The primary aim of this study was to investigate the effect of different drinking patterns in
an Irish population on ability to cope with stress. Coping ability comprised approach coping responses, avoidance coping responses and trait anxiety levels. Coping responses were measured by the Coping Responses Inventory (CRI, Moos, 1993) and trait anxiety by the State-Trait Anxiety Inventory (STAI, Spielberger, 1983). A total of 128 participants took part in the study and were recruited from alcohol treatment centres and the general population. Drinking patterns were defined as light social drinkers (n=46), moderate / heavy drinkers (n=37) and individuals in recovery from alcohol dependency (n=45). Ages ranged from under 25 years of age to over 66 years of age. The ratio of males to females was 75 to 53. Multivariate analysis of variance found significant differences on coping ability between the three groups (Wilks' Lambda=0.75, F[6,246]=6.34, p<0.001).
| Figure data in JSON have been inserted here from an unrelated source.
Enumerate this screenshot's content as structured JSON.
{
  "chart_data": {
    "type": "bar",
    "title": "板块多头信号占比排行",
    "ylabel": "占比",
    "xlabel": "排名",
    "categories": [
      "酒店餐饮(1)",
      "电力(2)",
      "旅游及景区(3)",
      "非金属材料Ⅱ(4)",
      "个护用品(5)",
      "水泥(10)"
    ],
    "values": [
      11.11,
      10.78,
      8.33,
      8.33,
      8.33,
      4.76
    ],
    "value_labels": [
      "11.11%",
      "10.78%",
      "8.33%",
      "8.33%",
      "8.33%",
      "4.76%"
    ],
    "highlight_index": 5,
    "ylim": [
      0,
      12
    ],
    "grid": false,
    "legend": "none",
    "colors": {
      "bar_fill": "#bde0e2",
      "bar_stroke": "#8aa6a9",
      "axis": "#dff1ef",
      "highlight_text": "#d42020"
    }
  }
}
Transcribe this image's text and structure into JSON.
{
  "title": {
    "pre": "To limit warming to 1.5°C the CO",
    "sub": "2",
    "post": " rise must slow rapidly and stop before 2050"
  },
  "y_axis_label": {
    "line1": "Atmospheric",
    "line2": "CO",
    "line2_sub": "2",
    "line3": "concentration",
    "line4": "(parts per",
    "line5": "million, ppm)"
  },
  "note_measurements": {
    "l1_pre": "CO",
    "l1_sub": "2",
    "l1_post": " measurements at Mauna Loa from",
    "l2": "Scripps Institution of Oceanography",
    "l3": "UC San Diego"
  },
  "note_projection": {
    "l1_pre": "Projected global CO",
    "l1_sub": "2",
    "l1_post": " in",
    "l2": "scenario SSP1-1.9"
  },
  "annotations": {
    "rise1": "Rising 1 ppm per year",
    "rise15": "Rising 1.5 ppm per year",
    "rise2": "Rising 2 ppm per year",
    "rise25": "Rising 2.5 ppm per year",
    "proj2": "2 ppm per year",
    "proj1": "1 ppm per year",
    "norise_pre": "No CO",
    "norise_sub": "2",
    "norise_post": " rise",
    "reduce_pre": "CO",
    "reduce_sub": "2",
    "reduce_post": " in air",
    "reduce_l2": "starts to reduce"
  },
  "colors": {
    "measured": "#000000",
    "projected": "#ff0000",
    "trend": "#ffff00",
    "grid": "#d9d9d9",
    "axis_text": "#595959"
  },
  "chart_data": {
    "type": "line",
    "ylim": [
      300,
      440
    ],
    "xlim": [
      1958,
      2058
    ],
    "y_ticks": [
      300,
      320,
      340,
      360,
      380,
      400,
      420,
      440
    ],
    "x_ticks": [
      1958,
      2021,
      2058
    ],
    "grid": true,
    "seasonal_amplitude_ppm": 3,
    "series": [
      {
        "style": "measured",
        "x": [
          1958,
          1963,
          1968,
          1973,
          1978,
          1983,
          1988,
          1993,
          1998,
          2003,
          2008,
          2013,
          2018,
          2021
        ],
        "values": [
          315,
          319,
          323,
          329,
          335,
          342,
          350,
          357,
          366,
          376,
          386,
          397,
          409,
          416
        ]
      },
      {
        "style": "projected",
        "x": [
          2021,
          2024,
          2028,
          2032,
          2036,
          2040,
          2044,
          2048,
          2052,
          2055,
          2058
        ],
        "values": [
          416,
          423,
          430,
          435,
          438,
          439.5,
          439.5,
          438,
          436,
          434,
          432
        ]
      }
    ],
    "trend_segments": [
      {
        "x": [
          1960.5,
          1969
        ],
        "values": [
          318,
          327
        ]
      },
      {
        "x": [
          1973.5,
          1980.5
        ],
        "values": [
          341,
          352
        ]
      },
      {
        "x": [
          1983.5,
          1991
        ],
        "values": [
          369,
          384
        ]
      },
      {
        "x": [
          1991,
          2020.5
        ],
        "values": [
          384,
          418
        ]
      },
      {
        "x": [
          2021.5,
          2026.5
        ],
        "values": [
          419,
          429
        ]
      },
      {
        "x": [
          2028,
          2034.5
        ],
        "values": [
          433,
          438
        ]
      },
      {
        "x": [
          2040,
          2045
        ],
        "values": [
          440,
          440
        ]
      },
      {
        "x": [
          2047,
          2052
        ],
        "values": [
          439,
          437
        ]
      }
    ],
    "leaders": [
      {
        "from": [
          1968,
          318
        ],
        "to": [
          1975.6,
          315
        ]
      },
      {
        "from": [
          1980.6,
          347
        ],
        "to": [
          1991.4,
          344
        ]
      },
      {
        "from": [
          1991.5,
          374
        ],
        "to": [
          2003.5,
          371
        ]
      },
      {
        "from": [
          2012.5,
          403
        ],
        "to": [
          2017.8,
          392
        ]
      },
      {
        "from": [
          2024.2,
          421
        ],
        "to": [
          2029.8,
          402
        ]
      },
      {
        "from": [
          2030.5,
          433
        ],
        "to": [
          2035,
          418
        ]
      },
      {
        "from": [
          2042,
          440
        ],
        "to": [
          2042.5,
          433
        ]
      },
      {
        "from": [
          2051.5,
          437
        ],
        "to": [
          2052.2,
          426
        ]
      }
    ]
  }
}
Univariate analyses of variance found significant differences on all three dependent variables - approach coping responses (F[2,125]=4.756, p<0.01), avoidance coping responses (F[2,125]=6.94, p<0.001), and trait anxiety levels F[2,125]=10.50, p<0.001) - but differences were not always in the direction hypothesised. Detailed analysis of each subscale on the CRI was also conducted. Further investigation of the recovery group was then carried out. A significant difference was found between those in recovery for less than 2 years and for longer than 2 years (t=3.76, df=43 , p<0.001, two-tailed). Multivariate analysis also found that choice of support group attended had a significant effect on coping ability (Wilks' Lambda=0.51, F[9,95]=3.42, p<0.001). Demographics of age, gender and marital status were also investigated. Findings were discussed in relation to implications for treatment planning, relapse prevention and the diagnosis of coexisting psychopathological symptoms. Methodological weaknesses were outlined and suggestions made for future
research on the relationship between substance abuse, coping skills and psychopathology.